Correlating DFT Calculations with CO Oxidation Reactivity on Ga-Doped Pt/CeO2 Single-Atom Catalysts

Pt/CeO2 single-atom catalysts have recently attracted increasing interest due to excellent thermal stability, high atom efficiency, and high activity in catalysis. In this study, by means of density functional theory (DFT) calculations, we systematically compare the stability and CO oxidation reactivity of Pt single atoms supported on CeO2(111) (Pt/CeO2) and Ga-doped CeO2(111) (Pt/Ga–CeO2). It was found that the formation of an oxygen vacancy (OV) is very facile near a surface Ga-doping site (Pt/Ga–CeO2–OV). Significantly, the stability of Pt single atoms anchored on the Ga site was enhanced compared with those on the bare ceria surface. In addition, our DFT results suggest a CO oxidation mechanism on Pt/Ga–CeO2–OV that differs from that on Pt/CeO2. In particular, the OV site plays an important role in activating the oxygen molecule, which then reacts with CO preadsorbed on Pt.
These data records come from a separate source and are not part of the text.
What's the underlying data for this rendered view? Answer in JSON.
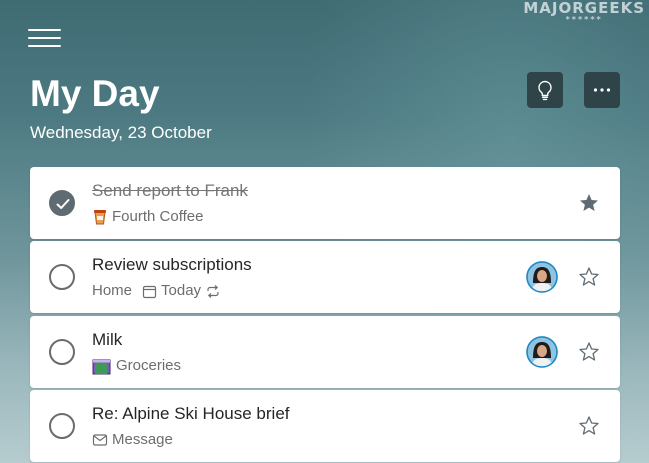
{
  "watermark": {
    "brand": "MAJORGEEKS",
    "stars": "******"
  },
  "header": {
    "title": "My Day",
    "date": "Wednesday, 23 October",
    "menu_icon": "hamburger-menu-icon",
    "suggestions_icon": "lightbulb-icon",
    "more_icon": "more-options-icon"
  },
  "tasks": [
    {
      "title": "Send report to Frank",
      "completed": true,
      "important": true,
      "list_icon": "coffee-cup-icon",
      "list": "Fourth Coffee"
    },
    {
      "title": "Review subscriptions",
      "completed": false,
      "important": false,
      "list": "Home",
      "due_icon": "calendar-icon",
      "due": "Today",
      "repeat_icon": "repeat-icon",
      "assigned": true
    },
    {
      "title": "Milk",
      "completed": false,
      "important": false,
      "list_icon": "groceries-icon",
      "list": "Groceries",
      "assigned": true
    },
    {
      "title": "Re: Alpine Ski House brief",
      "completed": false,
      "important": false,
      "list_icon": "mail-icon",
      "list": "Message"
    }
  ],
  "colors": {
    "background_top": "#3f6b73",
    "background_bottom": "#b6cccf",
    "header_button": "#2f4448",
    "completed_check": "#5f6b73",
    "star_filled": "#5f6b73"
  }
}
The calculated energy barrier on Pt/Ga–CeO2–OV is about 0.43 eV lower than that on the undoped catalyst, suggesting an enhanced reactivity for CO oxidation. Experiments on CO oxidation and in situ diffuse reflectance infrared Fourier transform spectroscopy are performed to corroborate the results obtained from the DFT calculations, and a good agreement is achieved. The combination between calculations and experiments sheds light on the influence of support doping on atomically dispersed Pt/CeO2 catalysts.